Tasmia Puspita L&S Social Sciences
State Violence and Legal Accountability in Bangladesh’s 2024 Protests
This project examines how the Bangladeshi government suppressed the July–August 2024 quota movement and why these actions have faced little legal accountability. While existing scholarship documents a long pattern of state violence—including extrajudicial killings and enforced disappearances—there is limited analysis of how recent events violate both domestic and international law. My research focuses on specific cases, such as the use of live ammunition against protestors, the detention of minors, and warrantless searches, to evaluate whether these actions breach legal standards Bangladesh has formally agreed to uphold.
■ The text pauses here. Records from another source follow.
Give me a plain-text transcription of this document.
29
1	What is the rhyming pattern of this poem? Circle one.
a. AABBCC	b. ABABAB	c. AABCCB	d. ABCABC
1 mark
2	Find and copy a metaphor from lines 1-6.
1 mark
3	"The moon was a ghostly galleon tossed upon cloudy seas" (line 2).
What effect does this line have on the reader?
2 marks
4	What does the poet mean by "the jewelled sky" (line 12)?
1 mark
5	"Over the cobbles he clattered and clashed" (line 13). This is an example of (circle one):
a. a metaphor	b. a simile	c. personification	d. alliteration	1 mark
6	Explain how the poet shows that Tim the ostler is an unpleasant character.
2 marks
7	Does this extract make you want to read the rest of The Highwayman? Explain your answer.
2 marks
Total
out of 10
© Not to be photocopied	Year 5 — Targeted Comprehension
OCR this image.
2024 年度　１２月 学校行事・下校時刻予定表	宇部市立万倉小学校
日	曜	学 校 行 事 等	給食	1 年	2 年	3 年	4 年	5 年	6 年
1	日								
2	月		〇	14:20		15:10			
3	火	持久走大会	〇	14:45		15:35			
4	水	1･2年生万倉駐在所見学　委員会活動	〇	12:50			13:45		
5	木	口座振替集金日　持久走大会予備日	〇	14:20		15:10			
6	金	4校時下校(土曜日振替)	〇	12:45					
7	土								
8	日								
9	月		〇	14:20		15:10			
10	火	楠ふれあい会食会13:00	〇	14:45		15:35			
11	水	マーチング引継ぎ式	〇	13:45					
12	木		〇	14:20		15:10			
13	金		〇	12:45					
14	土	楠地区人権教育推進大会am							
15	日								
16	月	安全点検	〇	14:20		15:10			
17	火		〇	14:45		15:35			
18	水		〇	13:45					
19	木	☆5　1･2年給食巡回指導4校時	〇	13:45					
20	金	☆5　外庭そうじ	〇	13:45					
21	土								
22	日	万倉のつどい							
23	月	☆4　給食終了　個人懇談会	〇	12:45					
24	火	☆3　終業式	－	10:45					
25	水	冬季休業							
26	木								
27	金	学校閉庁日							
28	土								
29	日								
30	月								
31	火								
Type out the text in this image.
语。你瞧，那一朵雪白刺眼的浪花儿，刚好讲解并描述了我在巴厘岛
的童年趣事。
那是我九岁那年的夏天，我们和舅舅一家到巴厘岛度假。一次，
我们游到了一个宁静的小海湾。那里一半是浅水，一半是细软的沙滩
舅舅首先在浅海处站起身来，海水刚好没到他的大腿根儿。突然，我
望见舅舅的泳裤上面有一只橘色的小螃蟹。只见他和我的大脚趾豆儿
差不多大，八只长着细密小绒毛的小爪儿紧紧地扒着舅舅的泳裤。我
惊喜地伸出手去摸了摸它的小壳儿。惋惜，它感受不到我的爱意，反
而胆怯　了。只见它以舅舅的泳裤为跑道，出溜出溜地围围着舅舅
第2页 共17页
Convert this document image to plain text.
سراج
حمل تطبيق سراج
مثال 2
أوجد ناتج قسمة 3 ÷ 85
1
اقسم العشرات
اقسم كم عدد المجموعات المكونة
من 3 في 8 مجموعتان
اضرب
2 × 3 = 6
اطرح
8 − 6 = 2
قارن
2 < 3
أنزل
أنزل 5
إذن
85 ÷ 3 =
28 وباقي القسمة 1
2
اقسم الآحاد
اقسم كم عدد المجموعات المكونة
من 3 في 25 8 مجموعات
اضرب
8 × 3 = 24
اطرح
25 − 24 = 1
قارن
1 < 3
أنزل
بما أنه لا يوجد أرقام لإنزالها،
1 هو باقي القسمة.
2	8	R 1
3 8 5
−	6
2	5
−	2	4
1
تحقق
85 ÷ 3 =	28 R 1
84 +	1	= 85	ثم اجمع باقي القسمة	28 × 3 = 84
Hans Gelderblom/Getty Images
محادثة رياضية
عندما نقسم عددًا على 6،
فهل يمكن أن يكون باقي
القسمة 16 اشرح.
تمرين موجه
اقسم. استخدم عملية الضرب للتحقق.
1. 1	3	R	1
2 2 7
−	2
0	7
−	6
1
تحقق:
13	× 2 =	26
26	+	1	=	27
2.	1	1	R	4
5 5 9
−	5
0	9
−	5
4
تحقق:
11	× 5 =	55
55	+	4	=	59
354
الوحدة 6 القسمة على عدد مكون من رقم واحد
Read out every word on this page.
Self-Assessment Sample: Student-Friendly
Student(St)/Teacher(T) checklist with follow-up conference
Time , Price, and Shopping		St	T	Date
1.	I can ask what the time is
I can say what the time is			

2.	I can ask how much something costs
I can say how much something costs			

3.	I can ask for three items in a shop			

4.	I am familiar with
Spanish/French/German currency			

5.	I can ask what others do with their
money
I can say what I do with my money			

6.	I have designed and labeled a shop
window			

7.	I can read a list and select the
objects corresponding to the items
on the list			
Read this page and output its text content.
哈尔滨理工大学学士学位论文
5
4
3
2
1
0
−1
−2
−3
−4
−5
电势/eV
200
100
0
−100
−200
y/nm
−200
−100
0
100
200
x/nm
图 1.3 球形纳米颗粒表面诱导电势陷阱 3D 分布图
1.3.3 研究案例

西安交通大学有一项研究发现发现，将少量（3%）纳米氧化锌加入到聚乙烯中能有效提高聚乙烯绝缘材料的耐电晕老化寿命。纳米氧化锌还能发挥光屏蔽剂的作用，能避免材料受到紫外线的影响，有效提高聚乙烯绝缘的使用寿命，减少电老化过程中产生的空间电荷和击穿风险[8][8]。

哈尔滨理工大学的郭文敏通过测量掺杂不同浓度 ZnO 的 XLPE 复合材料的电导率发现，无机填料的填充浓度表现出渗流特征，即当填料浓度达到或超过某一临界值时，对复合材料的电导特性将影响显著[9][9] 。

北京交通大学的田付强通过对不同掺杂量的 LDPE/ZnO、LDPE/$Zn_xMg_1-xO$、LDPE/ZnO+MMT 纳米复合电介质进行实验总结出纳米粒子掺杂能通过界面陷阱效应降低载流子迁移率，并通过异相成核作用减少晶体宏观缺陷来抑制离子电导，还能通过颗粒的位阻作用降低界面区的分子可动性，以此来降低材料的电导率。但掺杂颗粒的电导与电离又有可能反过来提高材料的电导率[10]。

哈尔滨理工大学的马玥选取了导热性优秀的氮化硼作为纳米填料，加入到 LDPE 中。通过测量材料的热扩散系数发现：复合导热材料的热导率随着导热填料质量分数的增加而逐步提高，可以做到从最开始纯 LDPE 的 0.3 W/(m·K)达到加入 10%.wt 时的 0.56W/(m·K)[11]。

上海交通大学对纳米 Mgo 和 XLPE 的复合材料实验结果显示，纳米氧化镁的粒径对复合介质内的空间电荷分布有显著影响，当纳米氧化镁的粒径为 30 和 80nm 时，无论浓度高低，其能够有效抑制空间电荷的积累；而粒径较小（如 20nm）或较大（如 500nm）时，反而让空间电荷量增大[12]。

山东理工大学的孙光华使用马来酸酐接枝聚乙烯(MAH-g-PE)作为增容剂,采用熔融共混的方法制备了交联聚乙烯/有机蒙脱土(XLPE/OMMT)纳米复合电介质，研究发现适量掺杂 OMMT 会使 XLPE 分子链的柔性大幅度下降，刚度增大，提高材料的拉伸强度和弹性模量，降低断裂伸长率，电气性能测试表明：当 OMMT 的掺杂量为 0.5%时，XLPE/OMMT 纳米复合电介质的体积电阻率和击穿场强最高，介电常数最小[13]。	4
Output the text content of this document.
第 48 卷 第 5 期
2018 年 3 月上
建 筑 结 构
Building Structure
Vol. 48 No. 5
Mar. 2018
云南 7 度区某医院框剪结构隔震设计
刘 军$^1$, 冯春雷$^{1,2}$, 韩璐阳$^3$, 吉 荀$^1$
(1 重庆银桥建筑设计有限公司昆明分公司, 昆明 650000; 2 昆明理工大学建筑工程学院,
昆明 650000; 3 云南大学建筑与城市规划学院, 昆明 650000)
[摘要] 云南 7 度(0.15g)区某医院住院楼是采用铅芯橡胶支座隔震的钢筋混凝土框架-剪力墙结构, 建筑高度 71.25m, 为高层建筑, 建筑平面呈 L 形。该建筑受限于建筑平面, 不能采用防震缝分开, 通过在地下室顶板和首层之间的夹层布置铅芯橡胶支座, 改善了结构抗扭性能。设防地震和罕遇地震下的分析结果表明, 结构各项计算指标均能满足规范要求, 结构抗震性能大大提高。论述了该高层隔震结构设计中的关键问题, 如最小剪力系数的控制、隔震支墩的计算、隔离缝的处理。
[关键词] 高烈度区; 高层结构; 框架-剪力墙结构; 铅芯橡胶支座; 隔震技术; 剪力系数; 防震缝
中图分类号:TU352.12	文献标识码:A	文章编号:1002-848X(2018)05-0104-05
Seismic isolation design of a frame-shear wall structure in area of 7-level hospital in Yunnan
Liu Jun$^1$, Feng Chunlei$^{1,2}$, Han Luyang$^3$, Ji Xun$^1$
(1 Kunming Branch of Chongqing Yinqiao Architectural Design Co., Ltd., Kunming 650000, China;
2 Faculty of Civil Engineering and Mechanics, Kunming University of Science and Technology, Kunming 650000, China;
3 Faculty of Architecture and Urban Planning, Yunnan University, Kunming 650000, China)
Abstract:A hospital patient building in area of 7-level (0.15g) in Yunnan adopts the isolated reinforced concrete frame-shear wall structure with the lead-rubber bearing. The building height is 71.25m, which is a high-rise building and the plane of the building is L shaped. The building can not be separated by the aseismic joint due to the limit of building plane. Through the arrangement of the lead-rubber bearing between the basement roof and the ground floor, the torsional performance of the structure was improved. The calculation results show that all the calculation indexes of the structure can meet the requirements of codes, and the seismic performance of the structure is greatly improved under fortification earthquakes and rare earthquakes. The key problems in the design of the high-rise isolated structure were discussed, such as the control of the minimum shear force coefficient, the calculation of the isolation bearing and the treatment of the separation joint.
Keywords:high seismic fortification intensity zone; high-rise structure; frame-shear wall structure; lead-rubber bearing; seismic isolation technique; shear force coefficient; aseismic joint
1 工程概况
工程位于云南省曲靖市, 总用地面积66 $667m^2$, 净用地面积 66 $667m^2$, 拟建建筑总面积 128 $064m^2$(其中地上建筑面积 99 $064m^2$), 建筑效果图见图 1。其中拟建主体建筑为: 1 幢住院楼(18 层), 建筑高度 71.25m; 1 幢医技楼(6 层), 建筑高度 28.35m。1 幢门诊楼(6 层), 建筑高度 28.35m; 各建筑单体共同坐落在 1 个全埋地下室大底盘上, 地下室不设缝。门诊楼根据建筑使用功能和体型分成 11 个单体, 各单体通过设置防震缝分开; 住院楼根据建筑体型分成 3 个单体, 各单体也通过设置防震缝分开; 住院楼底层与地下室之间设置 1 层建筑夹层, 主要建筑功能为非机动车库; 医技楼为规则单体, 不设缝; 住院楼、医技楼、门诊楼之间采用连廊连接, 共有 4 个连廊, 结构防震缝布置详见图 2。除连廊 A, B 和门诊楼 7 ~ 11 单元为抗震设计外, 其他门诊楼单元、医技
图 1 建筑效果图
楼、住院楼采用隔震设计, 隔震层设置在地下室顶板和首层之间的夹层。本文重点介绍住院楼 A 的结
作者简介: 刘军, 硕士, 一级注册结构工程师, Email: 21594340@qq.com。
Drawing on verified open-source evidence, I connect on-the-ground incidents to frameworks like the UN Basic Principles on the Use of Force and Firearms and domestic protections such as the Children Act of 2013. By bridging human rights documentation with legal analysis, this project highlights how governments evade accountability despite treaty commitments. Ultimately, it contributes a structured approach to assessing state violence in underreported contexts and expands conversations about uneven global enforcement of human rights standards.
Message To Sponsor
I am deeply grateful for the opportunity to pursue this research over the summer. As a Bangladeshi American, this project is especially meaningful to me because it connects to my community and lived experience in the Bangladeshi diaspora. I am motivated by how countries like Bangladesh are often overlooked in international human rights and legal discourse, leaving important issues underreported. Thank you for supporting this work and making this research possible.